Jacques Dupin
(France, 1927–2012)   
 
 
 
Jacques Dupin

It is important, I believe, to assess what contemporary French poetry owes to the writing of Jacques Dupin. Despite its intentions, Surrealist exaggeration – or emphasis – had left behind it only devastation and the rhetoric of a subliminal roar. It was not clear where to begin again, or to speak up, or whether anything could be done which was not merely a denial of the thunderclaps of yesteryear.

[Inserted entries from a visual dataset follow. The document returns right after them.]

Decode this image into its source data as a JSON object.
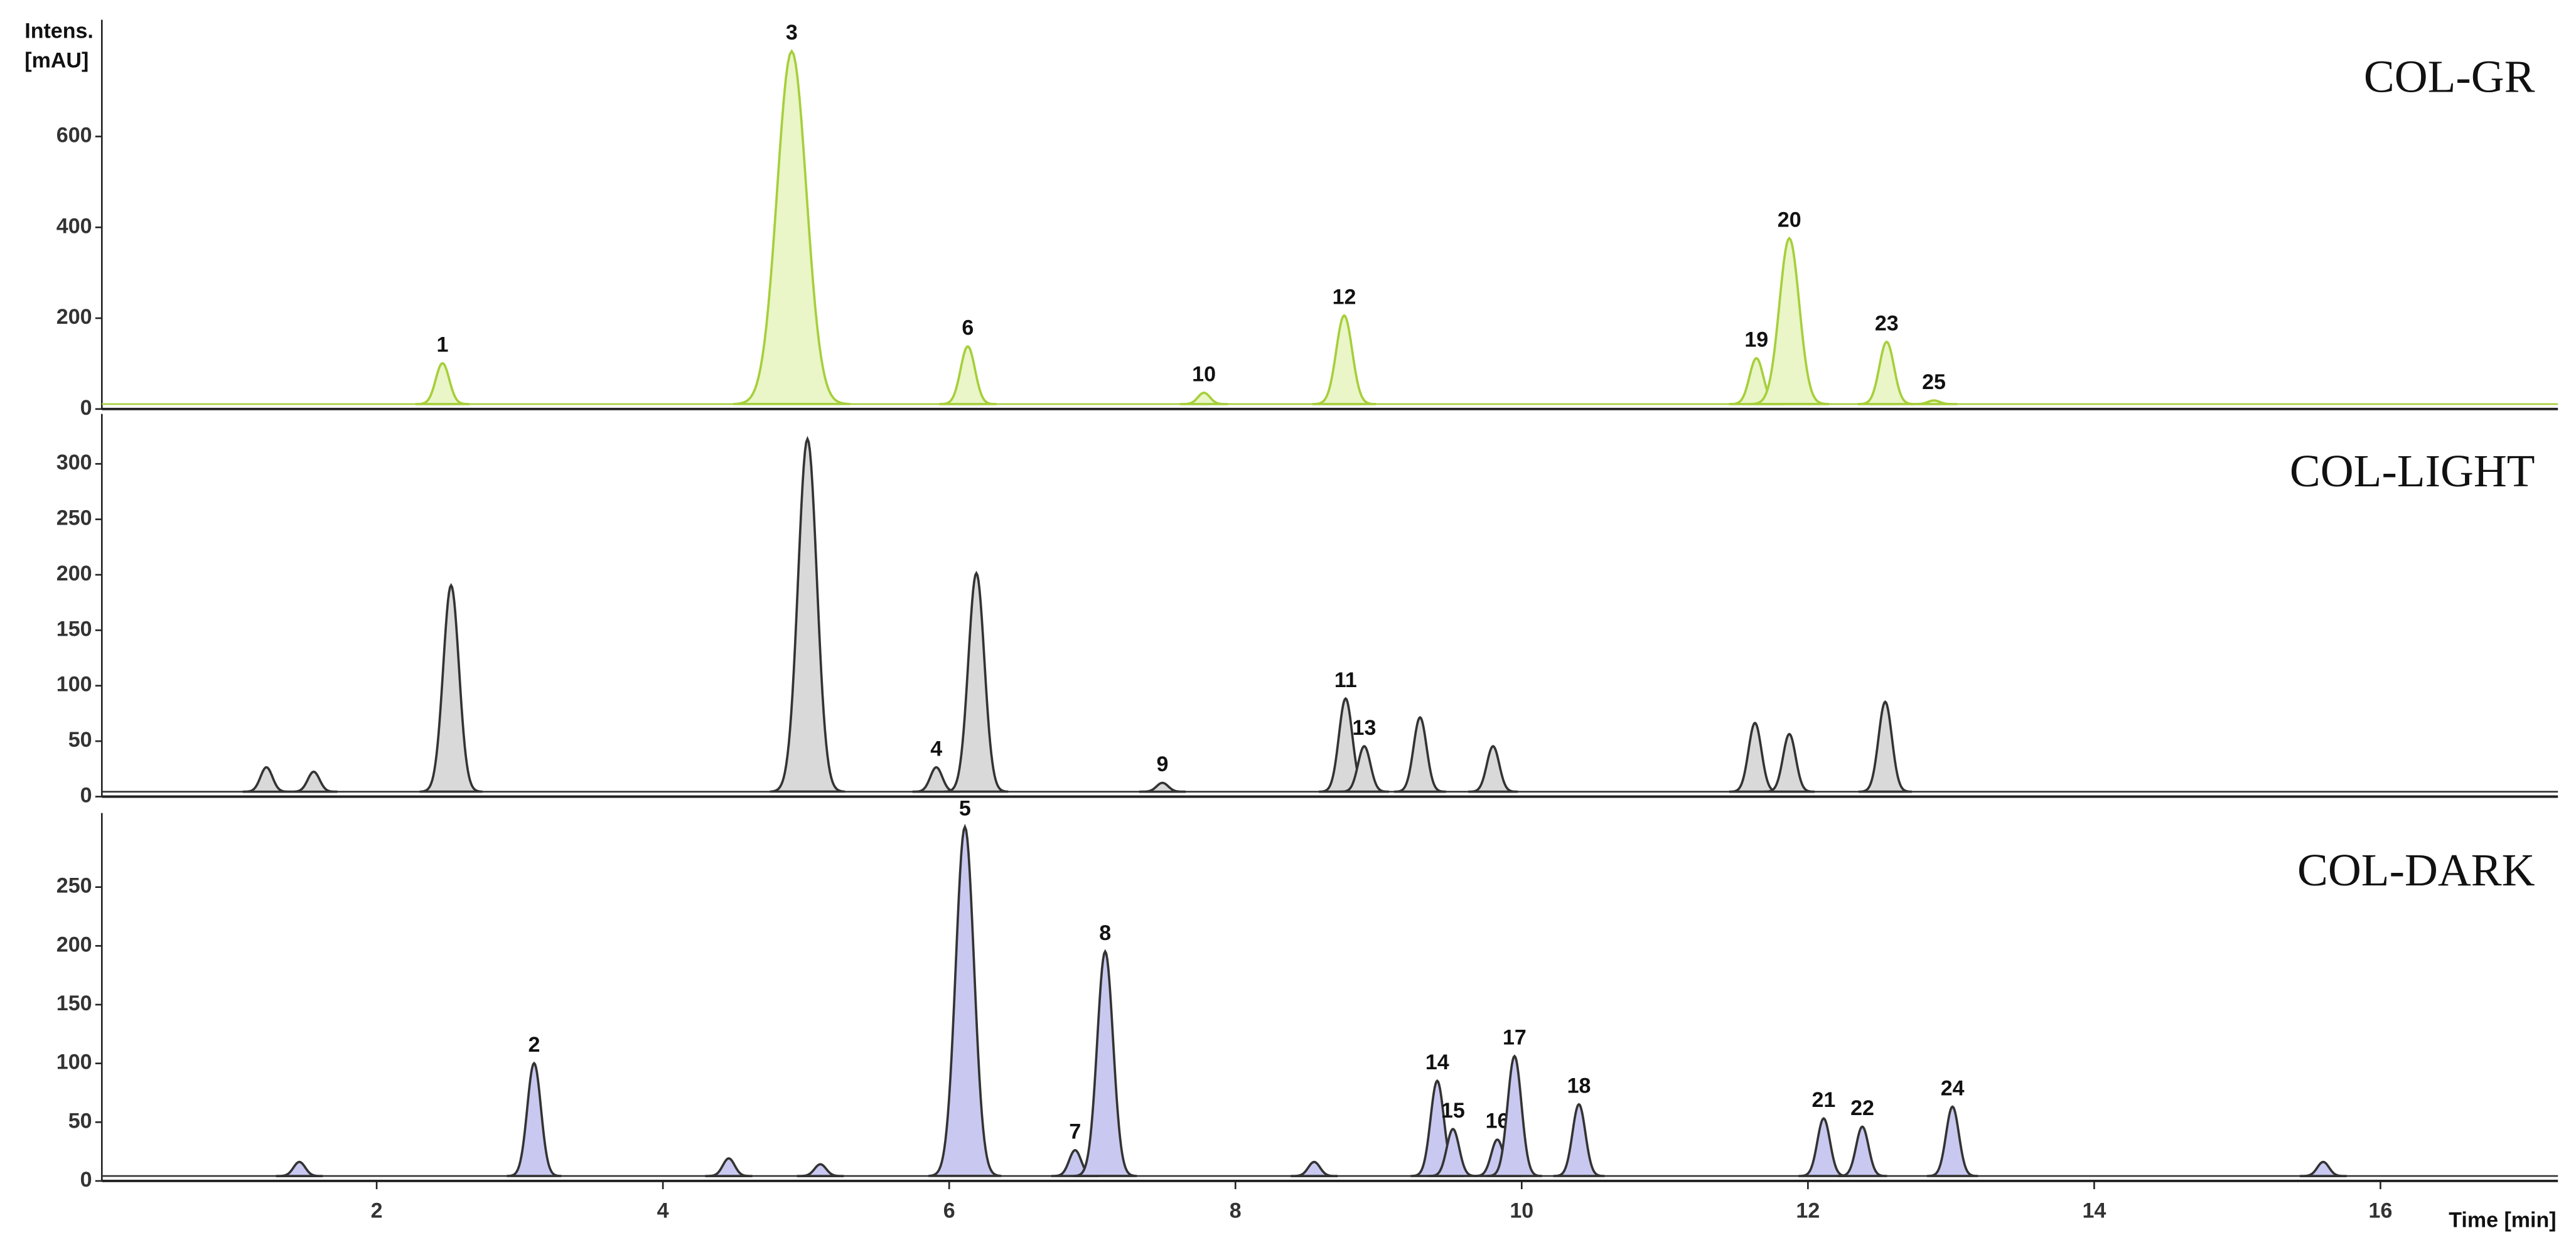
{
  "chart_data": [
    {
      "type": "chromatogram",
      "title": "COL-GR",
      "y_label": [
        "Intens.",
        "[mAU]"
      ],
      "x": [
        2.46,
        4.9,
        6.13,
        7.78,
        8.76,
        11.64,
        11.87,
        12.55,
        12.88
      ],
      "values": [
        90,
        777,
        127,
        25,
        195,
        101,
        365,
        137,
        8
      ],
      "labels": [
        "1",
        "3",
        "6",
        "10",
        "12",
        "19",
        "20",
        "23",
        "25"
      ],
      "color": "#eaf5c8",
      "line_color": "#a6cf3a",
      "xlim": [
        0.08,
        17.24
      ],
      "ylim": [
        0,
        857
      ],
      "yticks": [
        0,
        200,
        400,
        600
      ]
    },
    {
      "type": "chromatogram",
      "title": "COL-LIGHT",
      "x": [
        1.23,
        1.56,
        2.52,
        5.01,
        5.91,
        6.19,
        7.49,
        8.77,
        8.9,
        9.29,
        9.8,
        11.63,
        11.87,
        12.54
      ],
      "values": [
        22,
        18,
        186,
        318,
        22,
        197,
        8,
        84,
        41,
        67,
        41,
        62,
        52,
        81
      ],
      "labels": [
        null,
        null,
        null,
        null,
        "4",
        null,
        "9",
        "11",
        "13",
        null,
        null,
        null,
        null,
        null
      ],
      "color": "#d9d9d9",
      "line_color": "#333333",
      "xlim": [
        0.08,
        17.24
      ],
      "ylim": [
        0,
        345
      ],
      "yticks": [
        0,
        50,
        100,
        150,
        200,
        250,
        300
      ]
    },
    {
      "type": "chromatogram",
      "title": "COL-DARK",
      "x_label": "Time [min]",
      "x": [
        1.46,
        3.1,
        4.46,
        5.1,
        6.11,
        6.88,
        7.09,
        8.55,
        9.41,
        9.52,
        9.83,
        9.95,
        10.4,
        12.11,
        12.38,
        13.01,
        15.6
      ],
      "values": [
        12,
        96,
        15,
        10,
        297,
        22,
        191,
        12,
        81,
        40,
        31,
        102,
        61,
        49,
        42,
        59,
        12
      ],
      "labels": [
        null,
        "2",
        null,
        null,
        "5",
        "7",
        "8",
        null,
        "14",
        "15",
        "16",
        "17",
        "18",
        "21",
        "22",
        "24",
        null
      ],
      "color": "#c9c8f0",
      "line_color": "#333333",
      "xlim": [
        0.08,
        17.24
      ],
      "ylim": [
        0,
        313
      ],
      "yticks": [
        0,
        50,
        100,
        150,
        200,
        250
      ],
      "xticks": [
        2,
        4,
        6,
        8,
        10,
        12,
        14,
        16
      ]
    }
  ]
}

Dupin, close in spirit to René Char, was able to understand that there was a spring close by, from which he could drink for a moment. However, no matter how vigorous and comforting, it was not his own. Oracular formulae too speedily deciphered the dawn, which to Dupin retained all the mystery of the dark hours. He was to find other mountain trails for himself, a thirst which could only be quenched in faraway, persistent aridity. He encountered a number of companions, such as the incisive and tenacious André du Bouchet. Then came infinite space, complicity with flint, the sky which wounds at midday, the gash in the depths of the body. Climbing, no longer aware of what one was leaving below, or of what one might find on the mountaintop, relying only on the little breath one had. Dupin has not failed. When he trips, he does not blame what he calls his exhaustion; he picks himself up and walks all the better for his impoverishment. Deprived of all – or nothing, write: to get rid of one's self, in destitution, like Japanese calligraphers before their ink bowls, to believe that a few signs remain, ready to appear on the bark of paper, not to save man from his insignificance, but so that he may once more feel this additional step or gesture towards a fading hillside or a plume of smoke.

Harsh lessons in loneliness, fragments of a self torn to pieces and suffocating, Jacques Dupin's words are strange viatica. They cut rather than heal. They feed the increasing wound which can only end with us. Possibly in order to carry on in the daytime, in the desperate insistence of daytime. Despite the night.